L'importance de "se rassembler" face aux extrêmes
Borne a également évoqué des "aventures individuelles", déplorant les logiques personnelles au détriment d'un projet commun. "Il est crucial de nous rassembler ne serait-ce que pour faire le bilan des réalisations passées", a-t-elle insisté. Sans unité, il y a un risque réel d'assister à un second tour entre le Rassemblement national (RN) et La France insoumise (LFI). Elle a appelé à une coopération pour éviter cette situation redoutée.
Elle a par ailleurs critiqué ce phénomène où, curieusement, la compétition semble rassembler davantage d'hommes, avec peu de place laissée aux femmes, un sentiment partagé par d'autres figures politiques comme Yaël Braun-Pivet, présidente de l'Assemblée nationale.

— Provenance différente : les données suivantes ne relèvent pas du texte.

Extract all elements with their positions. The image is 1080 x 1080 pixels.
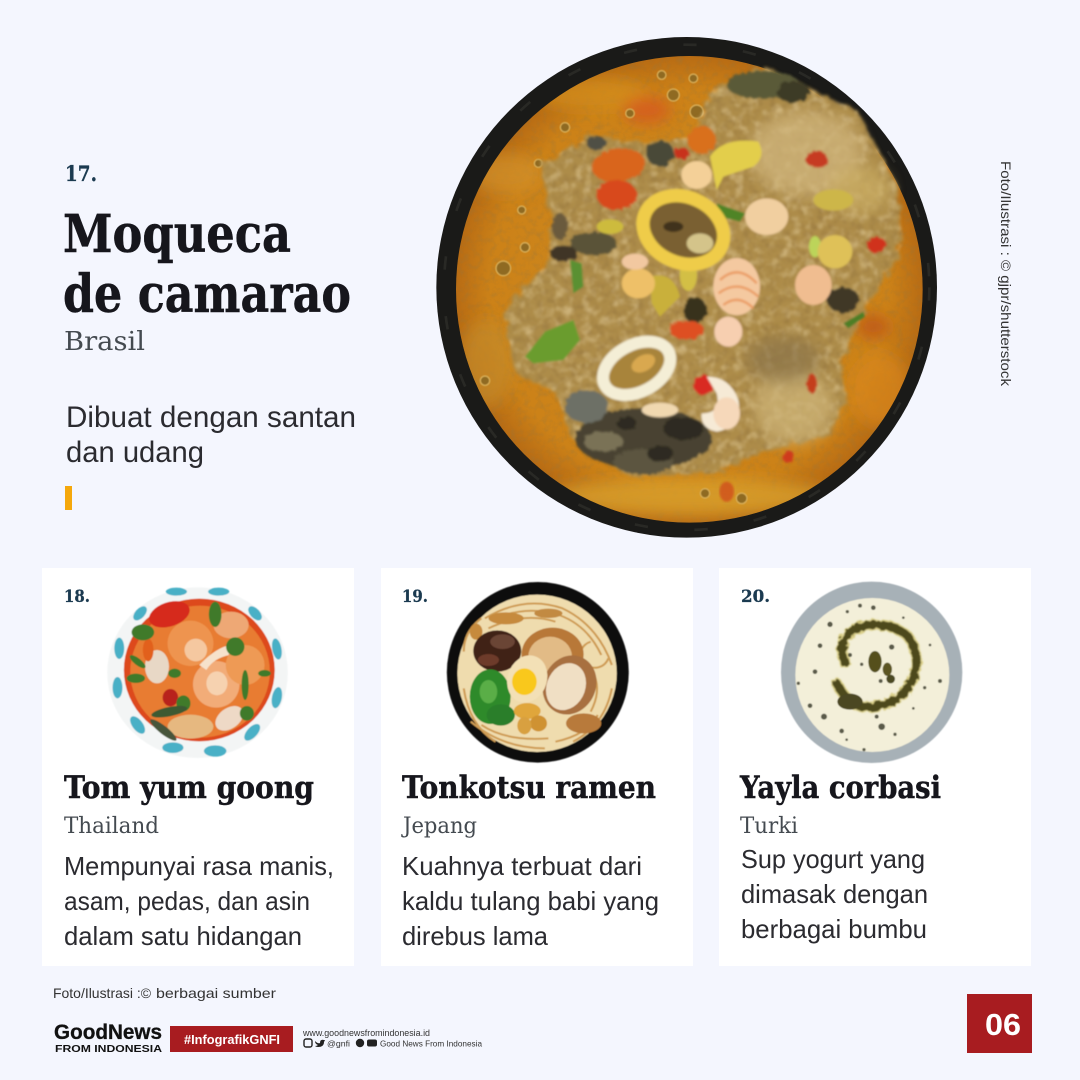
hashtag badge: #InfografikGNFI (184, 1032, 280, 1047)
bowl photo: ramen (447, 582, 629, 763)
number 20: 20. (741, 587, 770, 607)
page number badge: 06 (985, 1007, 1021, 1042)
tomatoes (590, 126, 886, 463)
green peppers (525, 320, 580, 363)
country: Thailand (64, 814, 159, 839)
page number badge (967, 994, 1032, 1053)
logo: GoodNews From Indonesia (54, 1021, 162, 1055)
description: Sup yogurt yang (741, 844, 925, 874)
chashu pork (522, 628, 584, 681)
blue rim motifs (113, 588, 284, 757)
icon: youtube (367, 1040, 377, 1046)
soup (456, 56, 923, 523)
logo: GoodNews From Indonesia: FROM INDONESIA (55, 1043, 162, 1055)
social links: www.goodnewsfromindonesia.id (302, 1028, 430, 1038)
dish name: Yayla corbasi (739, 770, 941, 806)
title: de camarao (63, 264, 351, 325)
description: dan udang (66, 436, 204, 469)
yellow peppers (710, 141, 762, 190)
social links: @gnfi (327, 1038, 350, 1048)
accent bar (65, 486, 72, 510)
card 20: Yayla corbasi (719, 568, 1031, 966)
description: direbus lama (402, 921, 549, 951)
wood ear mushroom (473, 630, 521, 672)
garlic (514, 703, 541, 719)
squid curl lower right (702, 377, 739, 432)
photo credit vertical: Foto/Ilustrasi : © gjpr/shutterstock (998, 161, 1014, 387)
country: Jepang (401, 814, 477, 839)
bubbles (480, 71, 747, 504)
description: Mempunyai rasa manis, (64, 851, 334, 881)
number 17: 17. (65, 161, 97, 186)
icon: instagram (304, 1039, 312, 1047)
number 19: 19. (402, 587, 428, 607)
bowl photo: yogurt soup (781, 582, 962, 763)
green onion (470, 669, 511, 724)
flaked crab (747, 110, 890, 443)
description: Kuahnya terbuat dari (402, 851, 642, 881)
description: Dibuat dengan santan (66, 401, 356, 434)
description: dalam satu hidangan (64, 921, 302, 951)
main dish photo: moqueca pan (436, 37, 937, 538)
number 18: 18. (64, 587, 90, 607)
country: Turki (740, 814, 798, 839)
shrimps (713, 258, 760, 315)
icon: twitter (315, 1040, 325, 1047)
seafood and vegetable pile (497, 63, 910, 483)
social links: Good News From Indonesia (380, 1038, 482, 1048)
footer photo credit: berbagai sumber (156, 985, 276, 1001)
footer photo credit: Foto/Ilustrasi :© (53, 985, 152, 1001)
description: berbagai bumbu (741, 914, 927, 944)
country: Brasil (64, 327, 145, 357)
dish name: Tonkotsu ramen (402, 770, 656, 806)
card background (42, 568, 354, 966)
herb oil swirl (837, 625, 916, 707)
description: asam, pedas, dan asin (64, 886, 310, 916)
bowl photo: tom yum (107, 587, 288, 758)
dark mussels (550, 71, 859, 474)
title: Moqueca (63, 204, 291, 265)
icon: facebook (356, 1039, 364, 1047)
noodles (464, 603, 612, 748)
egg (502, 651, 553, 707)
description: dimasak dengan (741, 879, 928, 909)
social links (302, 1028, 482, 1048)
squid ring bottom (594, 331, 679, 406)
heading block: dish 17 (63, 161, 356, 510)
logo: GoodNews From Indonesia: GoodNews (54, 1021, 162, 1044)
squid ring top (632, 183, 735, 277)
card 18: Tom yum goong (42, 568, 354, 966)
card background (719, 568, 1031, 966)
card background (381, 568, 693, 966)
hashtag badge (170, 1026, 293, 1052)
dish name: Tom yum goong (64, 770, 314, 806)
card 19: Tonkotsu ramen (381, 568, 693, 966)
description: kaldu tulang babi yang (402, 886, 659, 916)
specks (797, 604, 942, 751)
soup contents (145, 596, 194, 632)
herbs (127, 602, 271, 721)
pan rim (436, 37, 937, 538)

De son côté, Édouard Philippe, maire du Havre (Horizons), a déclaré sa candidature à la présidentielle depuis plusieurs mois. Pour sa part, Gabriel Attal, leader du parti Renaissance et président des députés, a récemment annoncé son engagement dans la course. Au fil des mois, il est à craindre qu'un soutien s'établisse entre ces candidats, chacun cherchant à se rallier au mieux placé face à la menace potentiel du RN, qui figure en tête des derniers sondages.